New vs. Traditional Media

The role and behaviour of media became topics of discussion after the shooting rampage of Seung-Hui Cho. Cho's was the first mass killing of the fully-realised social media age. Facebook, LiveJournal, and blogs became news sources equal to traditional media, leading some to herald the rise of citizen journalism.

Real-time Coverage

Blogs and mobiles spread the earliest information about the rampage. The most famous example is graduate student Jamal Albarghouti's video, shot on his mobile, which shows police reacting to the sound of shots fired and screaming. He posted the video to CNN's citizen journalism website where it got millions of hits in a single day.
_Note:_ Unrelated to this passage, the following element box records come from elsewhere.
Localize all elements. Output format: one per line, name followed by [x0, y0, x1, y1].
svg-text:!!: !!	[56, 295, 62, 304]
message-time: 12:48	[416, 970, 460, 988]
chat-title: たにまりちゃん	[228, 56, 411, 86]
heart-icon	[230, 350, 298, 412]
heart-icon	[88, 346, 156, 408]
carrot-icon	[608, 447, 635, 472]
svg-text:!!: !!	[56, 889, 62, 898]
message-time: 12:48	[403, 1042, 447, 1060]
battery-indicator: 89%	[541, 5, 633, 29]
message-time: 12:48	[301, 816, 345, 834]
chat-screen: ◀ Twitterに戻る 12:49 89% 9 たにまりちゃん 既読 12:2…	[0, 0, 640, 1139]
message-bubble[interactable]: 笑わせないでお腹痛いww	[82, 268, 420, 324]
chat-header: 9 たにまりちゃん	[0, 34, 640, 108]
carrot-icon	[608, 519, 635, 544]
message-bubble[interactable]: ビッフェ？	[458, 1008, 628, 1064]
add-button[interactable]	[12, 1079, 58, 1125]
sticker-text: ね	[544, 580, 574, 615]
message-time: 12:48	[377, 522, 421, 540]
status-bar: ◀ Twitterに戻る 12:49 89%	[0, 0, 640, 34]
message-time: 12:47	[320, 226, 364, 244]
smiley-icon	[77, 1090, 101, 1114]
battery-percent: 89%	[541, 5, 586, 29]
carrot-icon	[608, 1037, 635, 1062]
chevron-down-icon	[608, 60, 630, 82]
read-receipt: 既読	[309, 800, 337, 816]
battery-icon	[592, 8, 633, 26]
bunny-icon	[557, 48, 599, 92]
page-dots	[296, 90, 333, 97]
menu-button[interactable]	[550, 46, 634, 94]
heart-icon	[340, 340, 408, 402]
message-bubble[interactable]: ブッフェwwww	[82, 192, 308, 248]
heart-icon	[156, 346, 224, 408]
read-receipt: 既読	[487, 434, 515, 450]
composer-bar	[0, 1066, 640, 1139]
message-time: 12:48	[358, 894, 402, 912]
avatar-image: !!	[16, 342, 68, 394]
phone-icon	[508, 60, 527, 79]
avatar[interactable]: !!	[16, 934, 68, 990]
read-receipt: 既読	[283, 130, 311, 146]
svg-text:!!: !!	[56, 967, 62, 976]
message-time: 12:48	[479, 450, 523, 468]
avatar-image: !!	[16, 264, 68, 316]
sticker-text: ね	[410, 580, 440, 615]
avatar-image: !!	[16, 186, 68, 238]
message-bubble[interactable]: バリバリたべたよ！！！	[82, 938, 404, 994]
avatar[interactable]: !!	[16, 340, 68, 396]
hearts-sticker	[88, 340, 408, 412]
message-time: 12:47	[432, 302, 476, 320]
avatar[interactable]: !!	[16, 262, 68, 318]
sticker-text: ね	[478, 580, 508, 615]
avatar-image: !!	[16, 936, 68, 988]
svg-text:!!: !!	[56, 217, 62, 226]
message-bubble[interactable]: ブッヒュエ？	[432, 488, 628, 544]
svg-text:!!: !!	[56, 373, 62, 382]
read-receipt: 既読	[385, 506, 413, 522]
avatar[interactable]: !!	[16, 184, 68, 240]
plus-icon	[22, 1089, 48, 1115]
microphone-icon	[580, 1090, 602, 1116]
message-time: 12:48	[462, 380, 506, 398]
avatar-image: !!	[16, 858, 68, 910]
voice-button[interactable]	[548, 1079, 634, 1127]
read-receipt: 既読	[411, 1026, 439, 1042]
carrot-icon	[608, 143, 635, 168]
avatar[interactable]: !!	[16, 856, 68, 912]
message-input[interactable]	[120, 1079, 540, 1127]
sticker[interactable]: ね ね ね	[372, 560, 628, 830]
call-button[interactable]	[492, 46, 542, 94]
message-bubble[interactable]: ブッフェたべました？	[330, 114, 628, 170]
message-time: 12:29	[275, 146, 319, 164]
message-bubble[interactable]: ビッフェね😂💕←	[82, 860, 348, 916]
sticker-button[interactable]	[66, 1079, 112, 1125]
Virginia Tech's campus newspaper began posting blog updates at 9.47am, before the shooting had even stopped. Following the shooting, students reported mobile phone networks were down: "Right when it happened, the [mobile] phones didn't work," said one. In lieu of calling friends, students resorted to text messages, instant messages, and Facebook updates. Facebook groups were instantly created to update others with information. Students posted photos to Flickr and other sites, including one photo showing students as they took cover in their French class. Traditional media outlets availed themselves of this firsthand reporting, for which they've been both criticised and praised.

Traditional Media Enter

One LiveJournal posting from the boyfriend of a hospitalised victim immediately garnered attention. The second comment to the entry was from the CBC, requesting an interview. NPR, the Boston Herald, MTV News, and many others quickly followed, sparking criticism from the friends of the victim. In another example, CNN paid Albarghouti for the exclusive right to air his mobile video. Many were critical of this, arguing that the video has no inherent news value. The media became such a nuisance that a week after the attack, the student government issued a statement asking the media to leave campus, saying, "Students in general will also be declining all requests and contact from the media."

The Rise of Citizen Journalism

Yet others praised the media coverage. Canadian journalism teacher Mark Hamilton called it "the new mediascape in action, a potent mix of journalists, witnesses and aggregators telling the story better than any of them could alone." It was a sign of the new democratised media, which values the quality of information over the brand of the information's source. Dan Gillmor of the Center for Citizen Media wrote in the Washington Examiner, "We used to say that journalists write the first draft of history. Not so, not any longer. The people on the ground at these events write the first draft."